There is a small hole in the septum secondum called the foramen ovale. The foramen ovale normally closes at birth.

98
Q

types of atrial septal defects from most?

A

Ostium secondum, where the septum secondum fails to fully close, leaving a hole in the wall.
Patent foramen ovale, where the foramen ovale fails to close (although this not strictly classified as an ASD).
Ostium primum, where the septum primum fails to fully close, leaving a hole in the wall.

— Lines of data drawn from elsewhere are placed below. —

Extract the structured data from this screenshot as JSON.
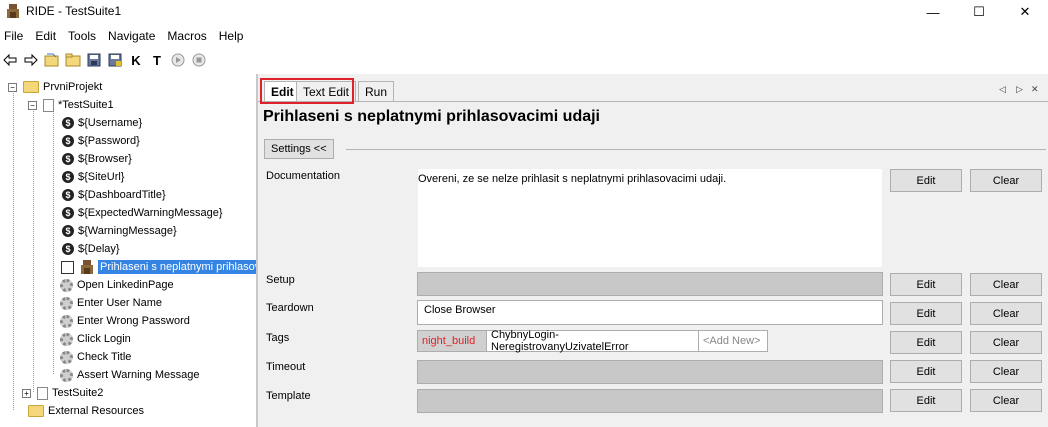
{
  "window": {
    "title": "RIDE - TestSuite1",
    "controls": {
      "minimize": "—",
      "maximize": "☐",
      "close": "✕"
    }
  },
  "menu": [
    "File",
    "Edit",
    "Tools",
    "Navigate",
    "Macros",
    "Help"
  ],
  "toolbar": {
    "icons": [
      "back-arrow-icon",
      "forward-arrow-icon",
      "open-folder-icon",
      "open-directory-icon",
      "save-icon",
      "save-all-icon",
      "search-keywords-icon",
      "search-tests-icon",
      "run-icon",
      "stop-icon"
    ],
    "keyword_search_glyph": "K",
    "test_search_glyph": "T"
  },
  "tree": {
    "project": "PrvniProjekt",
    "suite1": "*TestSuite1",
    "variables": [
      "${Username}",
      "${Password}",
      "${Browser}",
      "${SiteUrl}",
      "${DashboardTitle}",
      "${ExpectedWarningMessage}",
      "${WarningMessage}",
      "${Delay}"
    ],
    "variable_glyph": "$",
    "selected_test": "Prihlaseni s neplatnymi prihlasov",
    "keywords": [
      "Open LinkedinPage",
      "Enter User Name",
      "Enter Wrong Password",
      "Click Login",
      "Check Title",
      "Assert Warning Message"
    ],
    "suite2": "TestSuite2",
    "external": "External Resources"
  },
  "tabs": {
    "edit": "Edit",
    "text_edit": "Text Edit",
    "run": "Run"
  },
  "tab_arrows": {
    "left": "◁",
    "right": "▷",
    "close": "✕"
  },
  "editor": {
    "heading": "Prihlaseni s neplatnymi prihlasovacimi udaji",
    "settings_toggle": "Settings <<",
    "edit_label": "Edit",
    "clear_label": "Clear",
    "documentation": {
      "label": "Documentation",
      "value": "Overeni, ze se nelze prihlasit s neplatnymi prihlasovacimi udaji."
    },
    "setup": {
      "label": "Setup",
      "value": ""
    },
    "teardown": {
      "label": "Teardown",
      "value": "Close Browser"
    },
    "tags": {
      "label": "Tags",
      "items": [
        {
          "text": "night_build",
          "color": "#e0202a",
          "bg": "#d0d0d0"
        },
        {
          "text": "ChybnyLogin-NeregistrovanyUzivatelError",
          "color": "#000000",
          "bg": "#ffffff"
        }
      ],
      "add_new": "<Add New>"
    },
    "timeout": {
      "label": "Timeout",
      "value": ""
    },
    "template": {
      "label": "Template",
      "value": ""
    }
  }
}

This tends to lead to atrioventricular valve defects making it an atrioventricular septal defect.

99
Q

complications of atrial septal defect?

A

Stroke in the context of venous thromboembolism (see below)
Atrial fibrillation or atrial flutter
Pulmonary hypertension and right sided heart failure
Eisenmenger syndrome

100
Q

How can ASD lead to stroke?

A

Normally when patients have a DVT and this becomes an embolus, the clot travels to the right side of the heart, enters the lungs and becomes a pulmonary embolism. In patients with an ASD the clot is able to travel from the right atrium to the left atrium across the ASD. This means the clot can travel to the left ventricle, aorta and up to the brain, causing a large stroke.

101
Q

What might you auscultate in a patient with an ASD and why?

A

ASDs cause a mid-systolic, crescendo-decrescendo murmur loudest at the upper left sternal border with a fixed split second heart sound. Splitting of the second heart sound is where you hear the closure of the aortic and pulmonary valves at slightly different times. This can be normal with inspiration, however a “fixed split” second heart sound means the split does not change with inspiration or expiration.

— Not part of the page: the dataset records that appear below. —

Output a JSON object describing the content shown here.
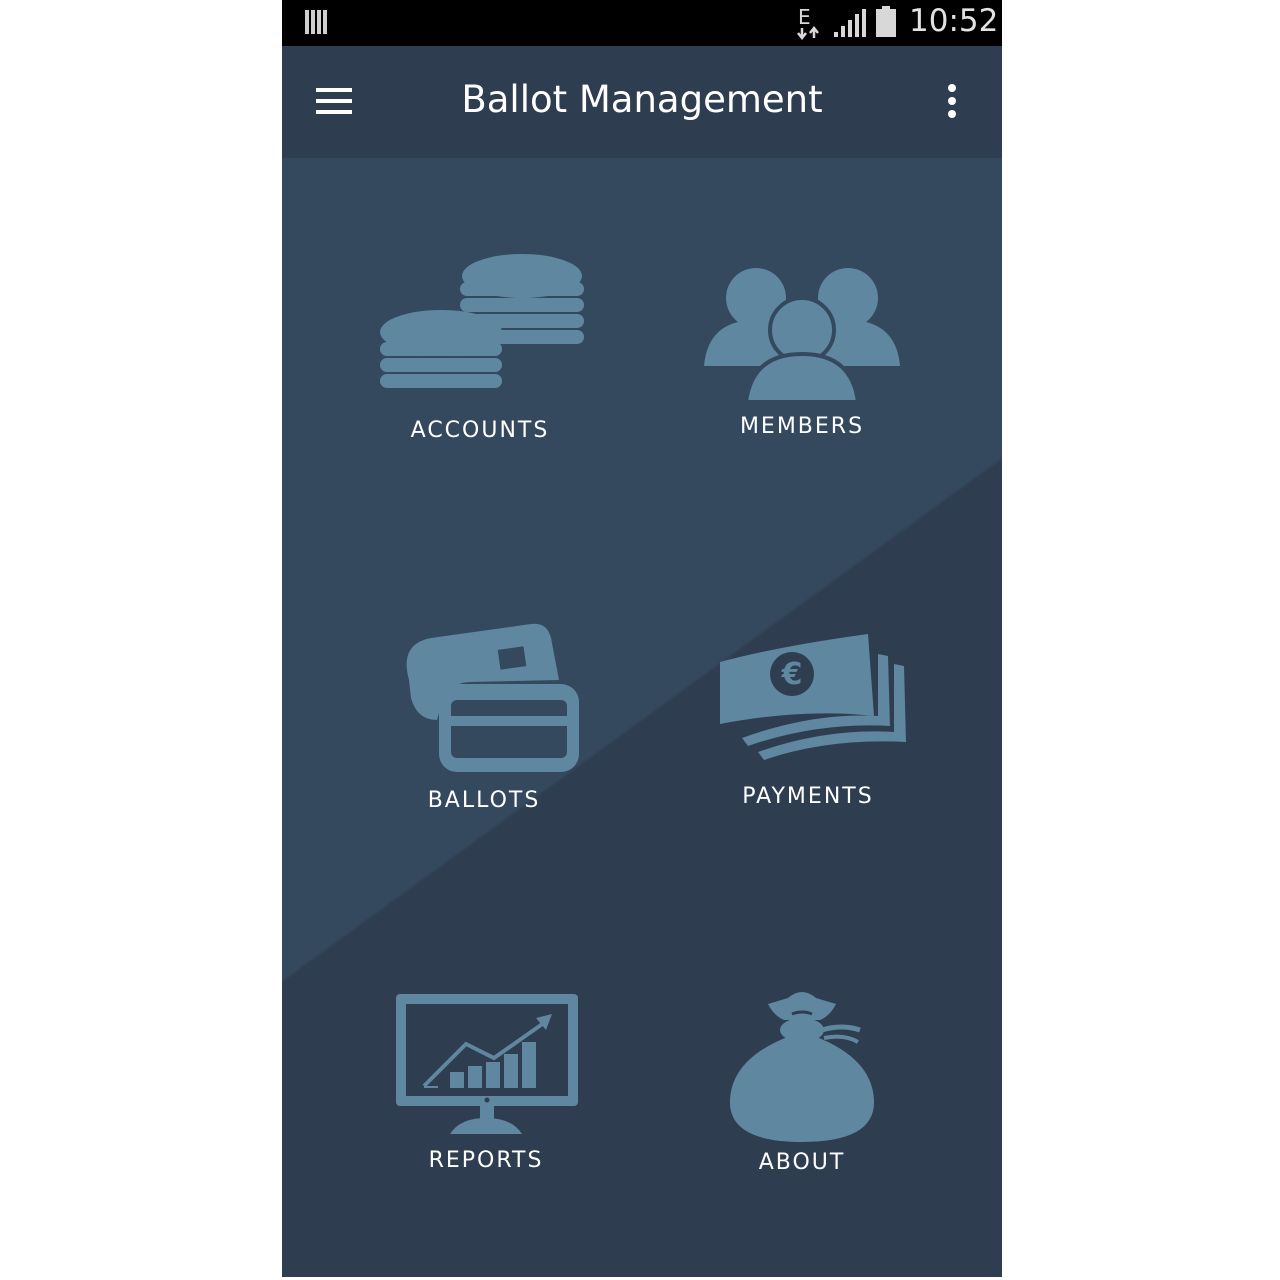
{
  "status_bar": {
    "network_type": "E",
    "time": "10:52",
    "icons": [
      "notification-icon",
      "data-transfer-icon",
      "signal-icon",
      "battery-icon"
    ]
  },
  "toolbar": {
    "title": "Ballot Management",
    "icons": [
      "hamburger-menu-icon",
      "overflow-menu-icon"
    ]
  },
  "tiles": [
    {
      "label": "ACCOUNTS",
      "icon": "coins-icon"
    },
    {
      "label": "MEMBERS",
      "icon": "people-icon"
    },
    {
      "label": "BALLOTS",
      "icon": "cards-icon"
    },
    {
      "label": "PAYMENTS",
      "icon": "euro-banknotes-icon"
    },
    {
      "label": "REPORTS",
      "icon": "chart-monitor-icon"
    },
    {
      "label": "ABOUT",
      "icon": "money-bag-icon"
    }
  ],
  "colors": {
    "background_dark": "#2e3d50",
    "background_light": "#34495e",
    "icon": "#5f879f",
    "text": "#ffffff"
  }
}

This occurs in an atrial septal defect because blood is flowing from the left atrium into the right atrium across the atrial septal defect, increasing the volume of blood that the right ventricle has to empty before the pulmonary valve can close. This doesn’t vary with respiration.

102
Q

how might ASD present in an adult?

A

It may be asymptomatic in childhood and present in adulthood with dyspnoea, heart failure or stroke

103
Q

typical symptoms of ASD in childhood?

A

Shortness of breath
Difficulty feeding
Poor weight gain
Lower respiratory tract infections

104
Q

management of ASD?

A

Patients with an ASD should be referred to a paediatric cardiologist for ongoing management. If the ASD is small and asymptomatic, watching and waiting can be appropriate. ASDs can be corrected surgically using a transvenous catheter closure (via the femoral vein) or open heart surgery.

Anticoagulants (such as aspirin, warfarin and NOACs) are used to reduce the risk of clots and stroke in adults.